I am delighted to see this collection of Rabindranath Tagore’s poems, plays and stories for children.
For in English translations of Tagore’s writings, I feel that not enough attention has been paid,
perhaps, to works that are suitable for infants and older children.
I have read the translations with great care. To offer young readers an anthology of Tagore’s writings
in English translation is indeed a laudable effort. In most regions of India, children do not study
Bengali, except in the homes of some Bengali families living outside their home state. A time has
come when we find children even in West Bengal studying in English—medium schools and for that
reason, many children in Bengal also need to read Tagore in English translation. With the publication
of this book, young boys and girls may now get a chance to acquaint themselves with Tagore’s
works, if their parents choose to take this matter seriously.
The minds of children are like fertile soil. Reading a fine literary anthology at this age can cultivate
their literary taste. I studied in Shantiniketan from 1936 to 1938, from the age of ten to twelve.
Tagore was not only alive, he was very active then. He was composing the dance dramas
`Chitrangada, ‘Tasher Desh’ (The Land of Cards) and “Shyama’. Now, reading the translation of
“Bolai”, I am reminded of a day in 1937 when Tagore took our Bengali class. That day, the poet
taught us the story ‘Bolai’ in the original Bengali. I had felt deeply touched by that story. We were
taught in our school at Shantiniketan that every animal, every cat, every bird, had a right to live. From
childhood, we were taught to care for nature, not to break a single leaf or flower from a tree. Today,
when the planet Earth is endangered, Tagore’s teachings are doubly relevant. Infancy and childhood
are indeed the ideal stages in life for a love of reading to be instilled in one’s heart, and to nurture a
taste for literature.
The selections in this volume are very good, and the translations extremely well done. “The Post
Office’ and “Kabuliwala” are excellent choices. One could of course think of minor alterations, and
of adding to or substituting some of the items included here. The story ‘Anadhikar Prabesh’
(Unlawful Entry’), for instance, would be highly appropriate for these times. The central message of
this story concerns a Brahmin widow who ignores the question of untouchability and caste purity, to
shelter a terrified pig inside a temple, because the animal is in mortal fear. The collection called
Shishu also contains several pieces by Tagore that would be suitable for young readers who are ten
to twelve years old. But those are matters of personal preference. The selections in the present
anthology are very well chosen. I am sure that they will touch the pulse of today’s children, and
enhance their reading habits. This collection is a good and positive effort. I am convinced that this
book will also contribute greatly to the process of developing the literary taste of young readers.
Back of the Book
Poet, novelist, painter, musician and Nobel Laureate, Rabindranath Tagore was one of modern
India’s greatest literary figures. This collection brings together some of his best works-poems, short
stories and plays-in one volume for today’s young readers.

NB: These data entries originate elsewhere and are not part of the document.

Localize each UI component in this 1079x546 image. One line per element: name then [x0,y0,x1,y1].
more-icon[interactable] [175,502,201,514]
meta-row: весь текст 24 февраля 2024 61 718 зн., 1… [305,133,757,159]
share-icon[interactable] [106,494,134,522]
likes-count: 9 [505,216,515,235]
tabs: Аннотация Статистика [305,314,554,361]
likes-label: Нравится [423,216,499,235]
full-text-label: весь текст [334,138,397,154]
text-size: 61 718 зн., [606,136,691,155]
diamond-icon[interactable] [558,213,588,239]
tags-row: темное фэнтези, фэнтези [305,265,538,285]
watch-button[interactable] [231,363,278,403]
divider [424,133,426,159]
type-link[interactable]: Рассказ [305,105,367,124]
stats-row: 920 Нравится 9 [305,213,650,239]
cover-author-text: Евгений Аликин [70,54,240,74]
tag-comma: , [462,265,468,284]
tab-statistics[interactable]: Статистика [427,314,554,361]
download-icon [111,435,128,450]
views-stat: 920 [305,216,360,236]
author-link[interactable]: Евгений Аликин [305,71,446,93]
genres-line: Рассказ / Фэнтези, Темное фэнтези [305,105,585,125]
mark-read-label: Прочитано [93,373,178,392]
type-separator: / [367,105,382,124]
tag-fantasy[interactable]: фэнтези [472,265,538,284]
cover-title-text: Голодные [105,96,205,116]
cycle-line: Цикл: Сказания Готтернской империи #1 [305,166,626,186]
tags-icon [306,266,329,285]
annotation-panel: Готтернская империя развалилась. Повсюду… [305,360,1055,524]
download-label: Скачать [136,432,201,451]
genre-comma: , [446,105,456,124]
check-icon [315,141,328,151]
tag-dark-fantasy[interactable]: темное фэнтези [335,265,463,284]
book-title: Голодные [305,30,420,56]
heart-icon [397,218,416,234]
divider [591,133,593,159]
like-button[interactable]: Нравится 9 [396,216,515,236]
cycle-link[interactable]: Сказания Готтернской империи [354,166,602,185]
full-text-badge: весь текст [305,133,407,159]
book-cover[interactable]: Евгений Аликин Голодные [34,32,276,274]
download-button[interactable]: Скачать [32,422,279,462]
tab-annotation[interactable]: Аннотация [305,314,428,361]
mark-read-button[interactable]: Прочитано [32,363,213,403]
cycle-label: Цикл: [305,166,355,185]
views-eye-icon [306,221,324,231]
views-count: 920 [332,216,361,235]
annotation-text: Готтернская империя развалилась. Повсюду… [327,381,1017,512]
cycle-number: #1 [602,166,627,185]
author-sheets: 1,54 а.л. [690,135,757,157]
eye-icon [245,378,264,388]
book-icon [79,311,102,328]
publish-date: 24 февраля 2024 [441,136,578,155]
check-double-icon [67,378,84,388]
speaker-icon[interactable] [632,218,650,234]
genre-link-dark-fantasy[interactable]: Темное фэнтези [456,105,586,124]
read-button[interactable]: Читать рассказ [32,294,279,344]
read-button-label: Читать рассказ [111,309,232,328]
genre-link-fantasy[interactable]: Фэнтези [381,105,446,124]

Be it the wit, magic and lyricism of his poetry or the vividly etched social milieu of his
stories, or the sheer power and vibrancy of his plays, Tagore’s versatility and unceasing creativity
come alive in these writings. The title play, ‘The Land of Cards’, is a satire against the bondage of
orthodox rules, while in ‘The Post Office’, a child suffocated by his confined existence dreams of
freedom in the world outside. From a son’s cherished desire to protect his mother in the poem
‘Hero’ to a fruit-seller longing for his daughter far away in the story ‘Kabuliwala’, Tagore’s works
convey his humanism and deep understanding of human relationships.
Radha Chakravarty’s lucid translation captures the sheer genius of Tagore’s evocative
language, making his works accessible to contemporary readers.